How Austrian were the French? Or, How French are the Austrians? An Austro-Australian Perspective.

MisesSeminar-FrenchAustrians-TP450

(Left to right, top to bottom: Jean-Baptiste Say (1767-1832); Ludwig von Mises (1881-1973); Charles Dunoyer (1786-1862); Augustin Thierry (1795-1856); Friedrich Hayek (1899-1992); Frédéric Bastiat (1801-1850); Jean-Gustave Courcelle-Seneuil (1813-1892); Murray Rothbard (1926-1995); Gustave de Molinari (1819-1912).)

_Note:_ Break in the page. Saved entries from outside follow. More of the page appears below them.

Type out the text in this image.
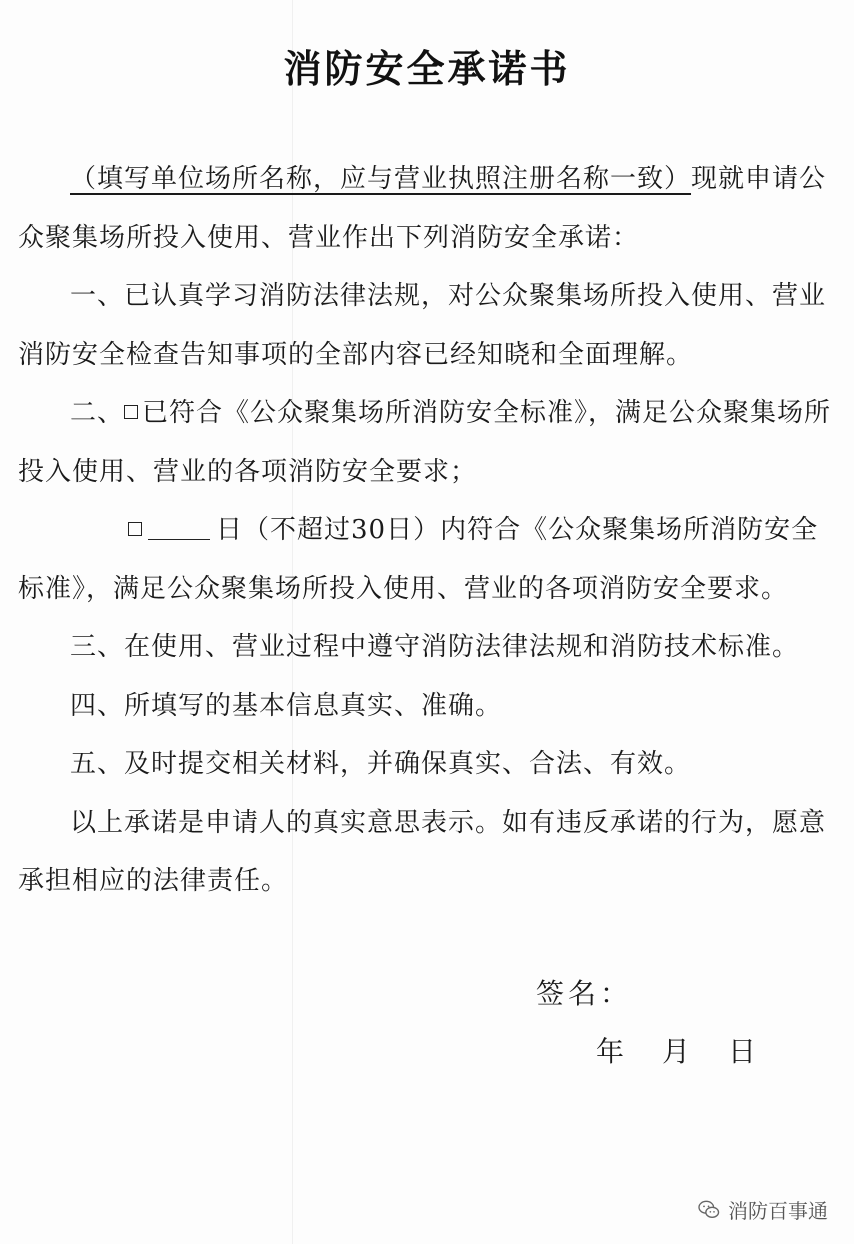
消防安全承诺书

（填写单位场所名称，应与营业执照注册名称一致）现就申请公众聚集场所投入使用、营业作出下列消防安全承诺：

一、已认真学习消防法律法规，对公众聚集场所投入使用、营业消防安全检查告知事项的全部内容已经知晓和全面理解。

二、 已符合《公众聚集场所消防安全标准》，满足公众聚集场所投入使用、营业的各项消防安全要求；

日（不超过30日）内符合《公众聚集场所消防安全标准》，满足公众聚集场所投入使用、营业的各项消防安全要求。

三、在使用、营业过程中遵守消防法律法规和消防技术标准。

四、所填写的基本信息真实、准确。

五、及时提交相关材料，并确保真实、合法、有效。

以上承诺是申请人的真实意思表示。如有违反承诺的行为，愿意承担相应的法律责任。

签名：
年 月 日
消防百事通
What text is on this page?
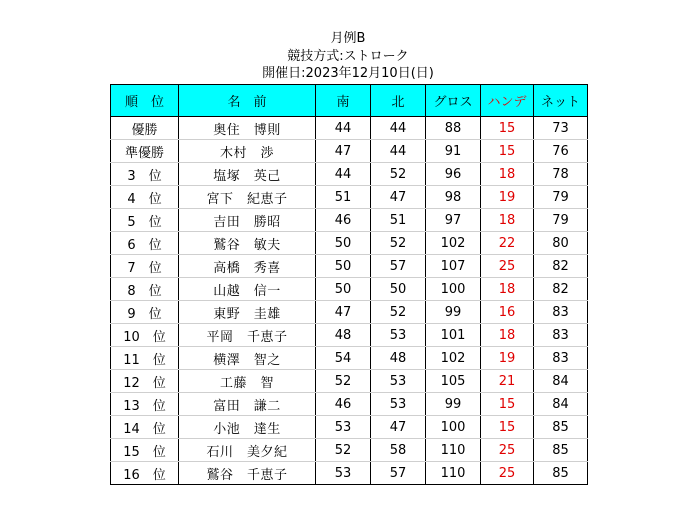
月例B
競技方式:ストローク
開催日:2023年12月10日(日)
順　位	名　前	南	北	グロス	ハンデ	ネット
優勝	奥住　博則	44	44	88	15	73
準優勝	木村　渉	47	44	91	15	76
3　位	塩塚　英己	44	52	96	18	78
4　位	宮下　紀恵子	51	47	98	19	79
5　位	吉田　勝昭	46	51	97	18	79
6　位	鷲谷　敏夫	50	52	102	22	80
7　位	高橋　秀喜	50	57	107	25	82
8　位	山越　信一	50	50	100	18	82
9　位	東野　圭雄	47	52	99	16	83
10　位	平岡　千恵子	48	53	101	18	83
11　位	横澤　智之	54	48	102	19	83
12　位	工藤　智	52	53	105	21	84
13　位	富田　謙二	46	53	99	15	84
14　位	小池　達生	53	47	100	15	85
15　位	石川　美夕紀	52	58	110	25	85
16　位	鷲谷　千恵子	53	57	110	25	85
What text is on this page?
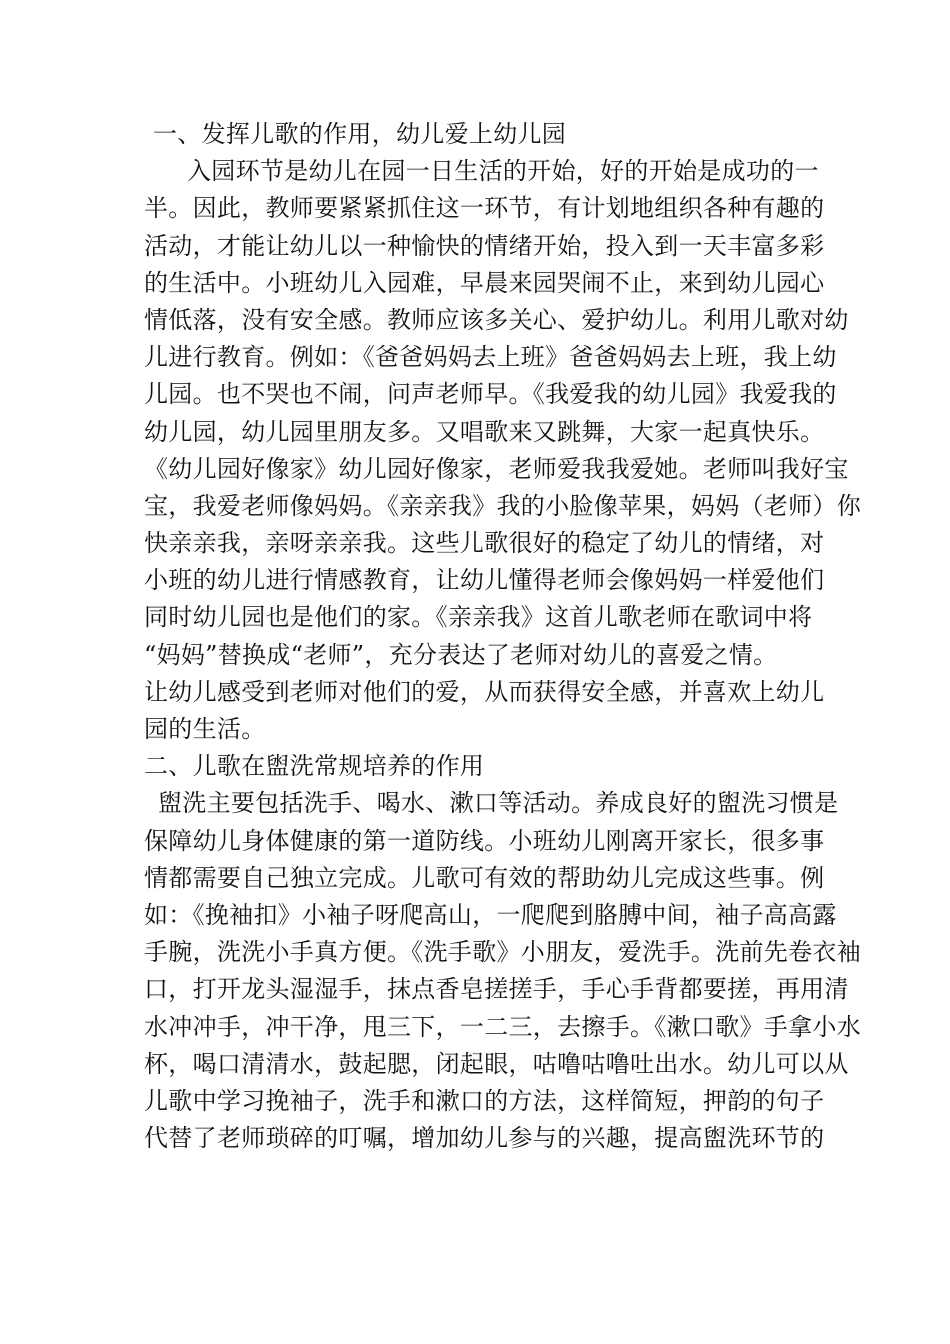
一、发挥儿歌的作用，幼儿爱上幼儿园
入园环节是幼儿在园一日生活的开始，好的开始是成功的一
半。因此，教师要紧紧抓住这一环节，有计划地组织各种有趣的
活动，才能让幼儿以一种愉快的情绪开始，投入到一天丰富多彩
的生活中。小班幼儿入园难，早晨来园哭闹不止，来到幼儿园心
情低落，没有安全感。教师应该多关心、爱护幼儿。利用儿歌对幼
儿进行教育。例如：《爸爸妈妈去上班》爸爸妈妈去上班，我上幼
儿园。也不哭也不闹，问声老师早。《我爱我的幼儿园》我爱我的
幼儿园，幼儿园里朋友多。又唱歌来又跳舞，大家一起真快乐。
《幼儿园好像家》幼儿园好像家，老师爱我我爱她。老师叫我好宝
宝，我爱老师像妈妈。《亲亲我》我的小脸像苹果，妈妈（老师）你
快亲亲我，亲呀亲亲我。这些儿歌很好的稳定了幼儿的情绪，对
小班的幼儿进行情感教育，让幼儿懂得老师会像妈妈一样爱他们
同时幼儿园也是他们的家。《亲亲我》这首儿歌老师在歌词中将
“妈妈”替换成“老师”，充分表达了老师对幼儿的喜爱之情。
让幼儿感受到老师对他们的爱，从而获得安全感，并喜欢上幼儿
园的生活。
二、儿歌在盥洗常规培养的作用
盥洗主要包括洗手、喝水、漱口等活动。养成良好的盥洗习惯是
保障幼儿身体健康的第一道防线。小班幼儿刚离开家长，很多事
情都需要自己独立完成。儿歌可有效的帮助幼儿完成这些事。例
如：《挽袖扣》小袖子呀爬高山，一爬爬到胳膊中间，袖子高高露
手腕，洗洗小手真方便。《洗手歌》小朋友，爱洗手。洗前先卷衣袖
口，打开龙头湿湿手，抹点香皂搓搓手，手心手背都要搓，再用清
水冲冲手，冲干净，甩三下，一二三，去擦手。《漱口歌》手拿小水
杯，喝口清清水，鼓起腮，闭起眼，咕噜咕噜吐出水。幼儿可以从
儿歌中学习挽袖子，洗手和漱口的方法，这样简短，押韵的句子
代替了老师琐碎的叮嘱，增加幼儿参与的兴趣，提高盥洗环节的
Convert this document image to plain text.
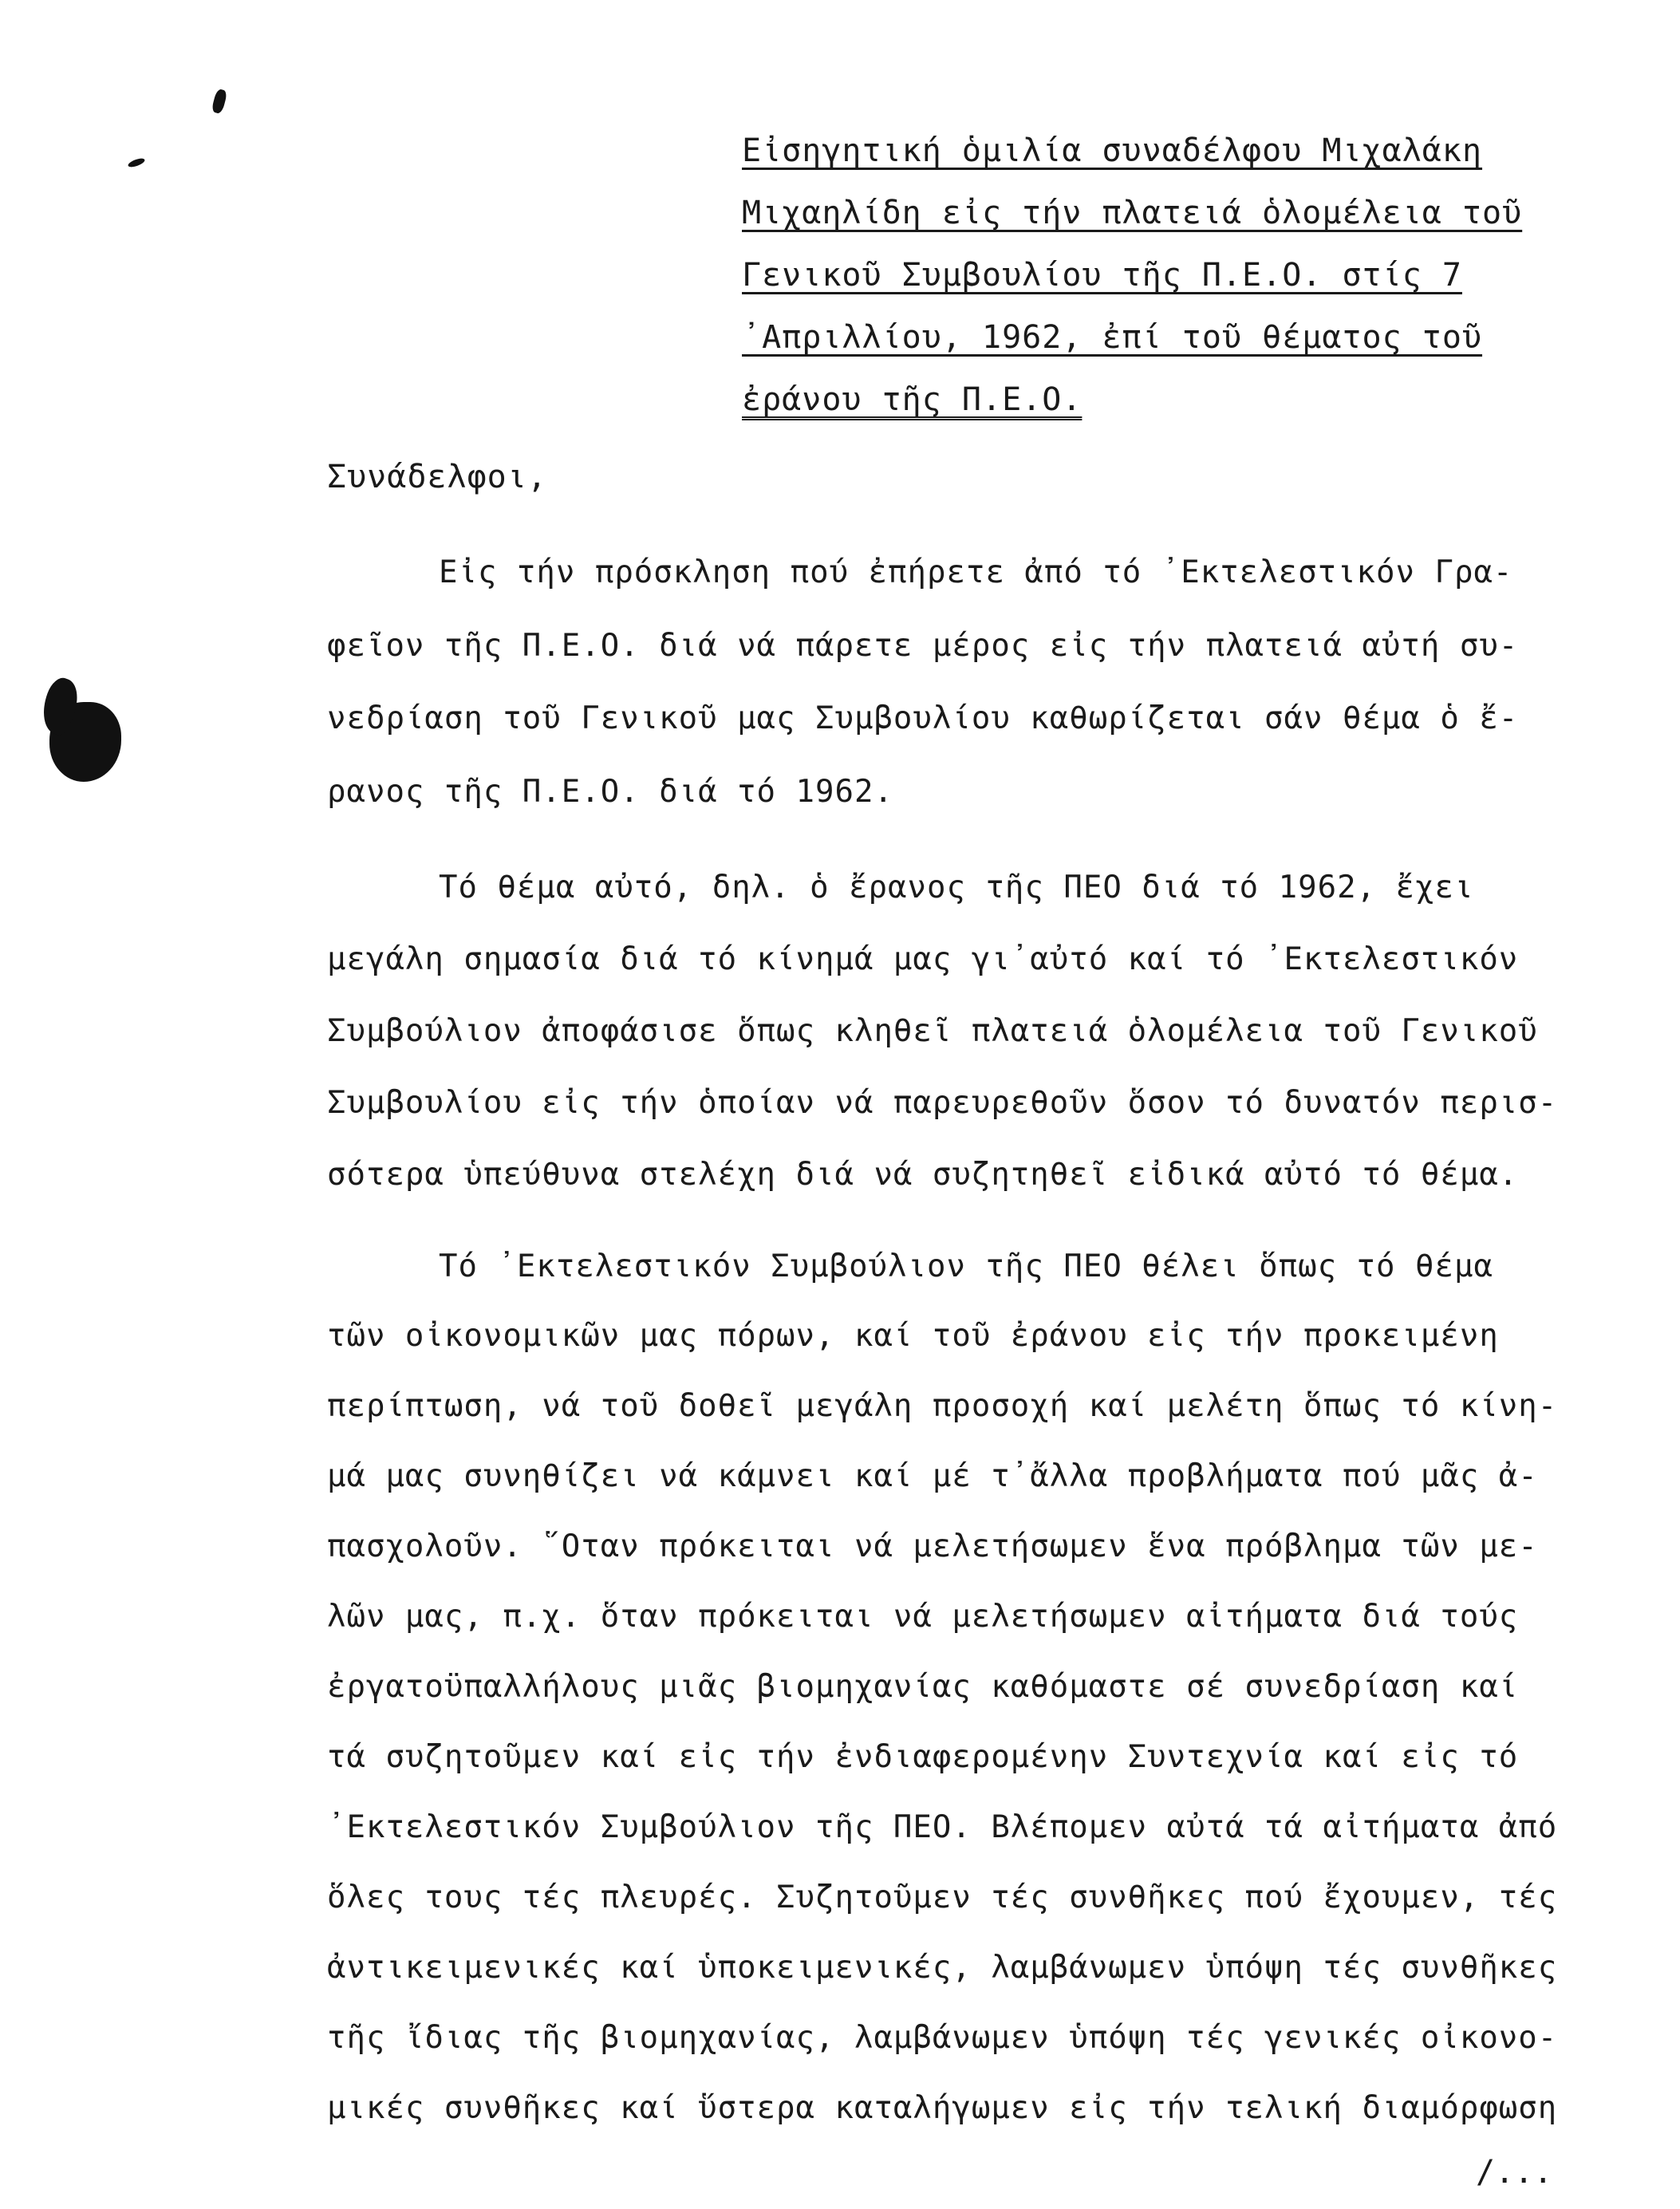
Εἰσηγητική ὁμιλία συναδέλφου Μιχαλάκη
Μιχαηλίδη εἰς τήν πλατειά ὁλομέλεια τοῦ
Γενικοῦ Συμβουλίου τῆς Π.Ε.Ο. στίς 7
᾿Απριλλίου, 1962, ἐπί τοῦ θέματος τοῦ
ἐράνου τῆς Π.Ε.Ο.
Συνάδελφοι,
Εἰς τήν πρόσκληση πού ἐπήρετε ἀπό τό ᾿Εκτελεστικόν Γρα-
φεῖον τῆς Π.Ε.Ο. διά νά πάρετε μέρος εἰς τήν πλατειά αὐτή συ-
νεδρίαση τοῦ Γενικοῦ μας Συμβουλίου καθωρίζεται σάν θέμα ὁ ἔ-
ρανος τῆς Π.Ε.Ο. διά τό 1962.
Τό θέμα αὐτό, δηλ. ὁ ἔρανος τῆς ΠΕΟ διά τό 1962, ἔχει
μεγάλη σημασία διά τό κίνημά μας γι᾿αὐτό καί τό ᾿Εκτελεστικόν
Συμβούλιον ἀποφάσισε ὅπως κληθεῖ πλατειά ὁλομέλεια τοῦ Γενικοῦ
Συμβουλίου εἰς τήν ὁποίαν νά παρευρεθοῦν ὅσον τό δυνατόν περισ-
σότερα ὑπεύθυνα στελέχη διά νά συζητηθεῖ εἰδικά αὐτό τό θέμα.
Τό ᾿Εκτελεστικόν Συμβούλιον τῆς ΠΕΟ θέλει ὅπως τό θέμα
τῶν οἰκονομικῶν μας πόρων, καί τοῦ ἐράνου εἰς τήν προκειμένη
περίπτωση, νά τοῦ δοθεῖ μεγάλη προσοχή καί μελέτη ὅπως τό κίνη-
μά μας συνηθίζει νά κάμνει καί μέ τ᾿ἄλλα προβλήματα πού μᾶς ἀ-
πασχολοῦν. ῞Οταν πρόκειται νά μελετήσωμεν ἕνα πρόβλημα τῶν με-
λῶν μας, π.χ. ὅταν πρόκειται νά μελετήσωμεν αἰτήματα διά τούς
ἐργατοϋπαλλήλους μιᾶς βιομηχανίας καθόμαστε σέ συνεδρίαση καί
τά συζητοῦμεν καί εἰς τήν ἐνδιαφερομένην Συντεχνία καί εἰς τό
᾿Εκτελεστικόν Συμβούλιον τῆς ΠΕΟ. Βλέπομεν αὐτά τά αἰτήματα ἀπό
ὅλες τους τές πλευρές. Συζητοῦμεν τές συνθῆκες πού ἔχουμεν, τές
ἀντικειμενικές καί ὑποκειμενικές, λαμβάνωμεν ὑπόψη τές συνθῆκες
τῆς ἴδιας τῆς βιομηχανίας, λαμβάνωμεν ὑπόψη τές γενικές οἰκονο-
μικές συνθῆκες καί ὕστερα καταλήγωμεν εἰς τήν τελική διαμόρφωση
/...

A paper given at the Inaugural Mises Seminar, Sydney, 26 November 2011

http://davidmhart.com/liberty/Teaching/2011/MisesSeminar/HowAustrian.html

Abstract: This paper examines the mid-19th century century French classical school of political economists and compares them to the modern Austrian school of economics which emerged in the late 20th century. In it I ask two questions: “How Austrian were the French?” – this question comes about because a number of Austrian economists (Rothbard and the Mises Institute) have seen many glimmerings of Austrian economic insights in the writings of the French CL school (Say, Bastiat). They ask themselves whether or not they were precursors or “proto-Austrians” before the full flowering of Austrian economics after the marginal revolution of 1870s? How many ideas concerning economic and social theory (history, sociology) were shared by the two schools of thought? The second question I ask is, “How French are the Austrians?” – one might also ask would Rothbard and his school within the Austrian tradition have turned down the anarcho-capitalist road if it were not for the seminal writings by Molinari in the late 1840s and mid-1850s? Did Leonard Liggio introduce Rothbard to these French writers? From this perspective one might ask “how French are the Austrians?”